The list monad satisfies these additional laws, the `Maybe`-Monad does  
not satisfy the second, distributive, law:

     ghci> (return False `mplus` return True) >>= guard :: [()]
     [()]
     ghci> (return False `mplus` return True) >>= guard :: Maybe ()
     Nothing

Instead of the distributive law, the `Maybe` monad satisfies a  
different law:

     return x `mplus` a  =  return x

that is, `return` annihilates the `Maybe`-Monad regarding `mplus`.  
This "cancellation law" is incompatible with the distributive law  
because (together with other laws) it implies that the result of the  
above example expression is `Nothing` whereas the distributive law  
implies that it is `Just ()`.

We can lift the `Maybe` type into a continuation monad:

  > newtype CMaybe r a = CMaybe ((a -> Maybe r) -> Maybe r)
  >
  > instance Monad (CMaybe r) where
  >   return x        = CMaybe (\k -> k x)
  >   CMaybe ca >>= f = CMaybe (\k -> ca (\x -> let CMaybe cb = f x in  
cb k))
  >
  > instance MonadPlus (CMaybe r) where
  >   mzero                       = CMaybe (\_ -> mzero)
  >   CMaybe ca `mplus` CMaybe cb = CMaybe (\k -> ca k `mplus` cb k)

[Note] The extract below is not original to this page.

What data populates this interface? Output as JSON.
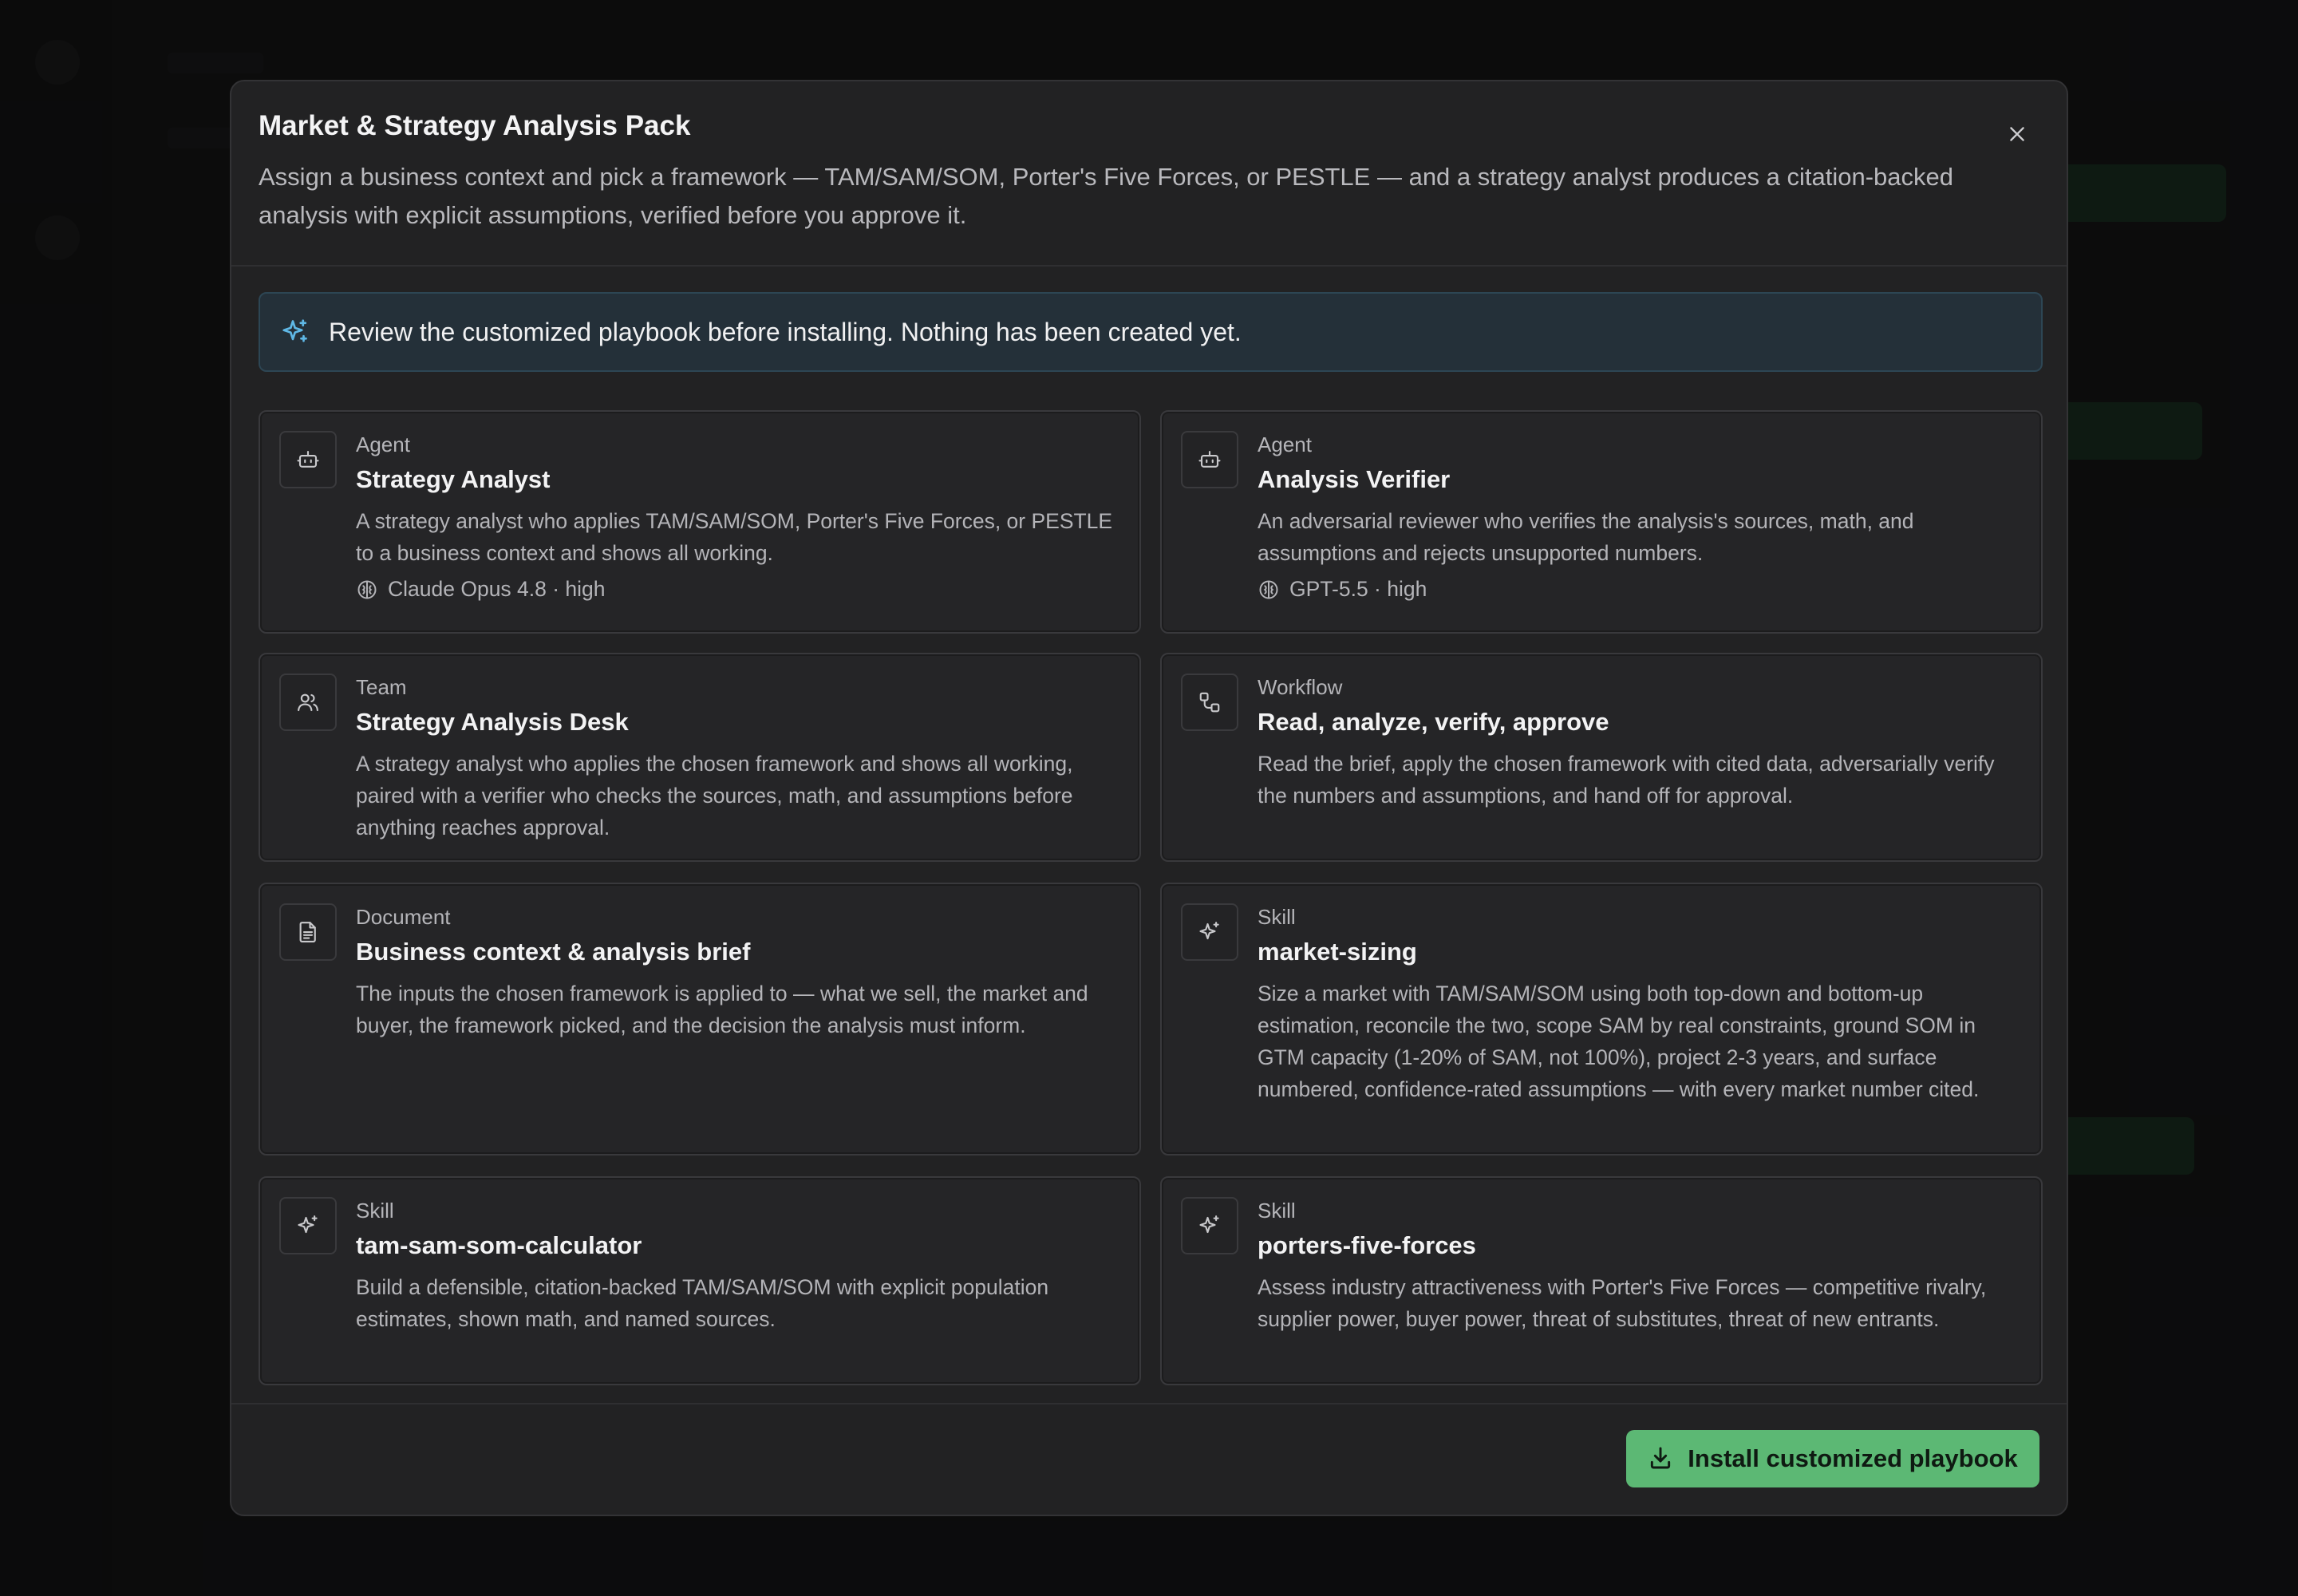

Unlike the `Maybe`-monad, the `CMaybe`-monad satisfies the  
distributive law, not the cancellation law.

Can you define an associative operation

     orElse :: CMaybe r a -> CMaybe r a -> CMaybe r a

with identity `mzero` that satisfies the cancellation law?

Cheers,
Sebastian



-- 
Underestimating the novelty of the future is a time-honored tradition.
(D.G.)